Kisah kedua tak lepas dari gempuran Inggris berkekuatan penuh pada 10 November 1945 atau yang biasa kita kenal sekarang sebagai Pertempuran 10 November. Pertempuran yang di kemudian hari jadi “patokan” Kota Surabaya dijuluki Kota Pahlawan.

Disarikan dari buku ‘Pertempuran Surabaya’ terbitan Pusjarah dan Tradisi ABRI, salah satu front yang paling tragis dihantam serangan Inggris adalah Front Alun-Alun Contong. Front yang ditargetkan sejumlah artileri pasukan pemenang Perang Dunia II, hingga meninggalkan pemandangan yang memilukan.

Para kombatan yang mempertahankan front itu tak banyak yang bisa keluar hidup-hidup. Rata-rata turut terbantai. Genangan darah membanjiri jalanan, sementara berbagai anggota tubuh manusia berserakan dengan deru jeritan manusia yang bikin pilu.

Untuk mengenang dua peristiwa itu, sempat tertempel sebuah plakat prasasti di Monumen 10 November yang sayangnya, beberapa tahun lalu dicuri orang yang tidak bertanggung jawab.

Komunitas sejarah Roodebrug Soerabaia (RB) dalam rangka parade Surabaya Juang pada November 2015, pernah pula membuatkan plakat replika dan menyerahkannya ke pejabat Pemerintah Kota (Pemkot) Surabaya, sebagai pengganti plakat yang dicuri.

Tapi yang disayangkan Ketua RB Ady Erlianto Setiawan, adalah ketika pejabat pemkot lain yang menyatakan bahwa di Alun-Alun Contong, justru tidak pernah terjadi pertempuran.

“Dengan mengatakan tidak ada pertempuran di Alun-Alun Contong, berarti menghilangkan peran mereka-mereka yang gugur dan juga menghilangkan bagian dari kisah sejarah kota (Surabaya),” cetus Ady Setiawan kepada Okezone.

“Memang pernyataan itu sudah lama.
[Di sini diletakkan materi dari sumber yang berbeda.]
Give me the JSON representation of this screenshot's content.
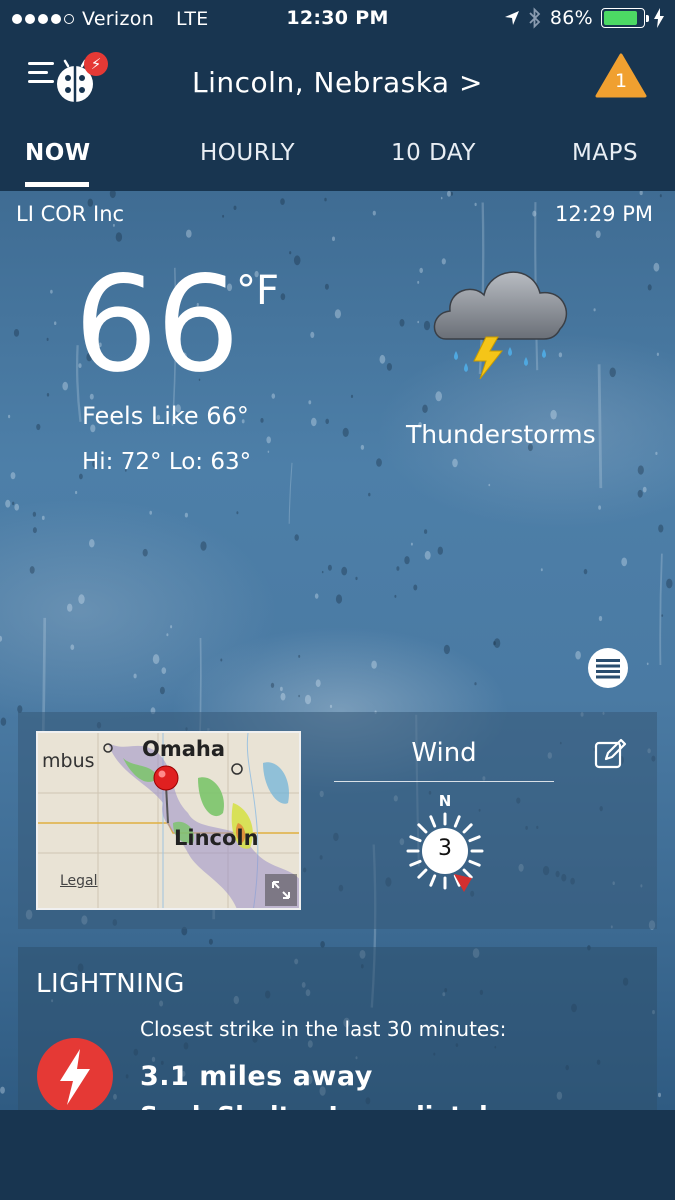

Tapi tidak bisa dibiarkan karena yang ngomong sekelas oejabat. Soal plakat, padahal kami juga sudah pernah membuatkan dan menyerahkan replika sebagai penggantinya ke pihak pemerintah kota ketika parade juang 2015,” tandasnya singkat.

Oleh karenanya, Ady mengatasnamakan komunitasnya membuat surat terbuka via media sosial Facebook, demi menggugah kemauan kembali menengok catatan sejarah yang sudah ada:

Surat Terbuka Untuk Walikota Surabaya

Assalamualaikum wr wb.

Perkenalkan kami dari komunitas sejarah Roodebrug Soerabaia untuk menyampaikan beberapa hal dibawah ini.

Menanggapi artikel berita di satu media online tertanggal 16 November 2016. Dalam artikel ini Walikota memberi klarifikasi bahwa di Alun-alun contong tidak pernah terjadi pertempuran pada 10 November 1945. Lebih tepatnya dinyatakan dengan kalimat “Tidak ada pertempuran di Alun-alun Contong, tapi itu termasuk bagian sejarah perkembangan kota Surabaya”.

Pertama kami ucapkan terimakasih atas reaksinya terhadap monumen-monumen perjuangan kota yang dibangun oleh Korem Bhaskara Jaya pada 31 Oktober 1970 dan kini terhalang oleh pos-pos Polisi. Semoga hal tersebut dapat benar-benar segera direalisasikan.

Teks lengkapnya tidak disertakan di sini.